10.07.2017, 08:06 Uhr

Trump hatte vor den Wahlen eine durchaus konstruktive Haltung zu Moskau. Aber
das passte den Falken speziell dem Militaerapparat ueberhaupt nicht. So hat man
ihn mit der Vorwurf erpresst, er habe von dort Wahlhilfe bekommen. Und das zieht
immer noch. Man muss ein Feindbild aufbauen - Nordkorea reicht dazu nicht.

Herr Andreas Kertscher

10.07.2017, 09:06 Uhr

Sie haben über eine mögliche Zusammenarbeit gesprochen. Schön. Nach einigen Überlegungen hat man diese Idee wieder verworfen.

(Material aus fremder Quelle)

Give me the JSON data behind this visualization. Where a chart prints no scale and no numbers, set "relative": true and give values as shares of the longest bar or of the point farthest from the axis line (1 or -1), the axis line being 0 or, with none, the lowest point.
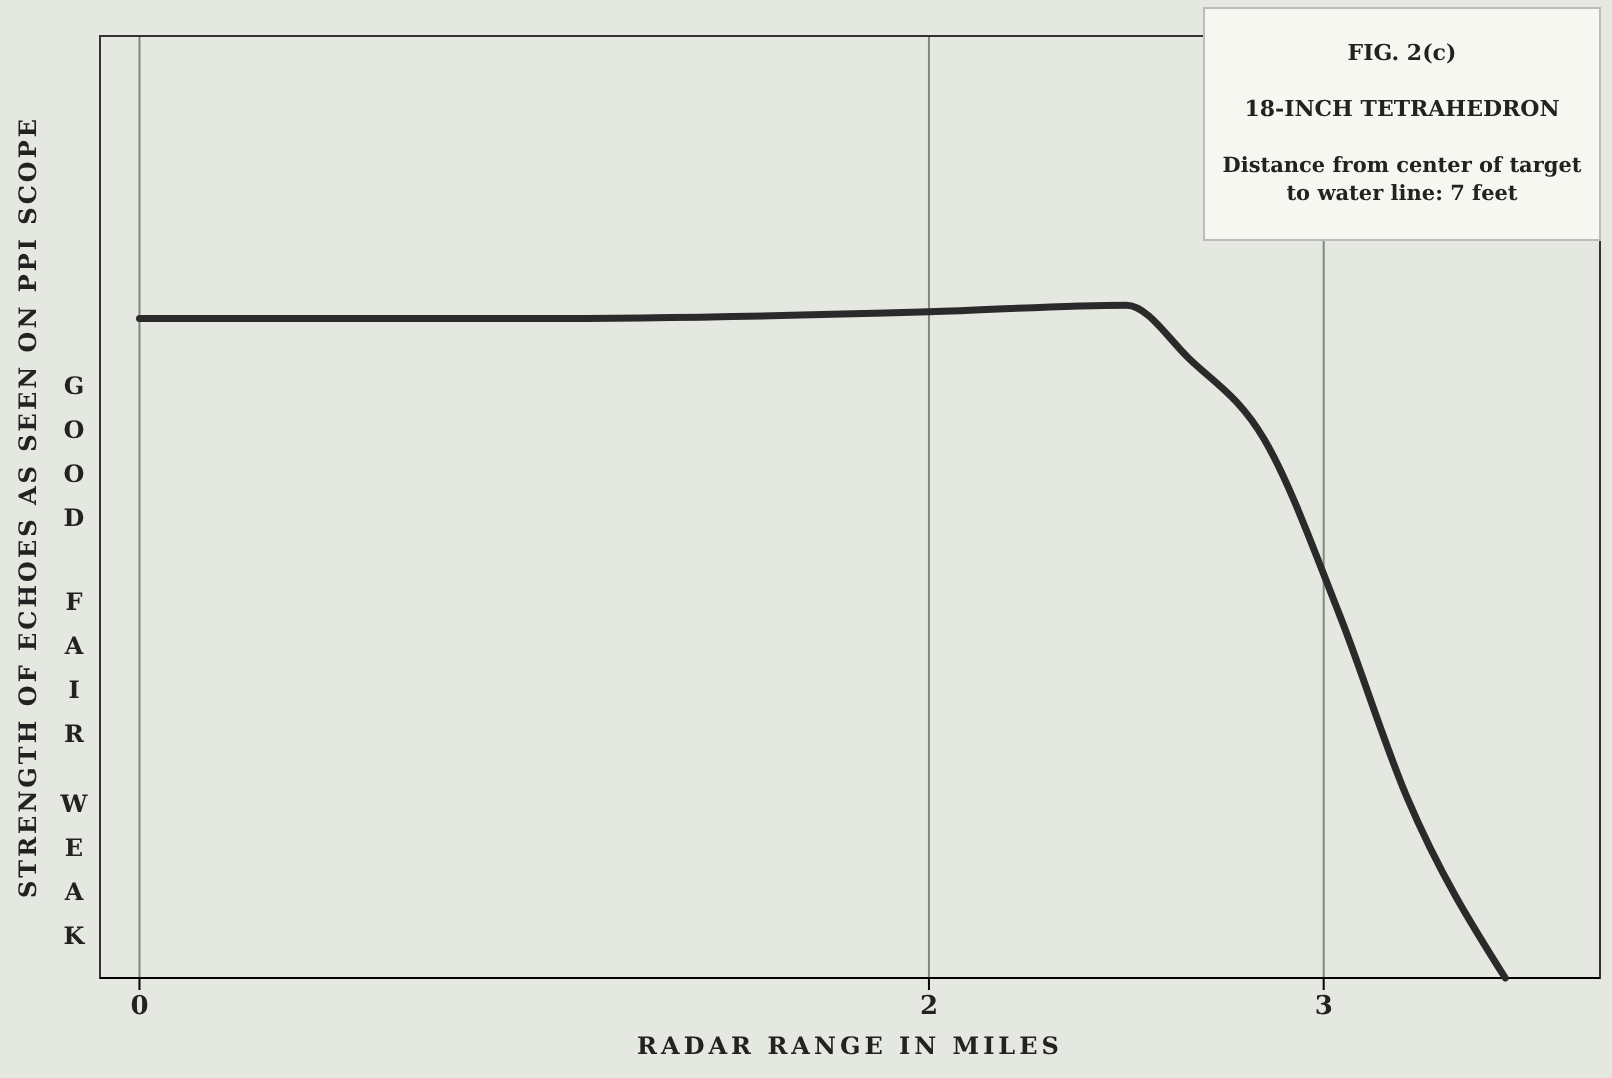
{
  "chart_data": {
    "type": "line",
    "title": "FIG. 2(c)",
    "subtitle": "18-INCH TETRAHEDRON",
    "xlabel": "RADAR RANGE IN MILES",
    "ylabel": "STRENGTH OF ECHOES AS SEEN ON PPI SCOPE",
    "annotations": [
      "GOOD",
      "FAIR",
      "WEAK",
      "Distance from center of target to water line: 7 feet"
    ],
    "relative": true,
    "xlim": [
      -0.1,
      3.7
    ],
    "xticks": [
      0,
      2,
      3
    ],
    "grid": true,
    "line_style": "solid",
    "marker": "none",
    "series": [
      {
        "color": "#2a2a2a",
        "x": [
          0,
          1,
          2,
          2.5,
          2.66,
          2.85,
          3.04,
          3.21,
          3.46
        ],
        "values": [
          0.98,
          0.98,
          0.99,
          1,
          0.92,
          0.8,
          0.54,
          0.27,
          0
        ]
      }
    ]
  }
}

Und wo genau liegt da die schockierende oder negative Schlagzeile? Etwa die Tatsache, dass er es "geschafft" hat, nach Gesprächen mit Beratern die Idee zu verwerfen? Obwohl er ja angeblich "lernunfähig" sein soll?

Frau Ursula Neumann

10.07.2017, 10:23 Uhr

Herr Kerscher, das Problem ist, dass der Typ den Hafen aufreißt, ohne zu wissen, wovon er überhaupt redet. Und da das auch Monate nach der Amtseinführung passiert, ist die Lernfähigkeit dieses Herrn wohl tatsächlich nur rudimentär vorhanden.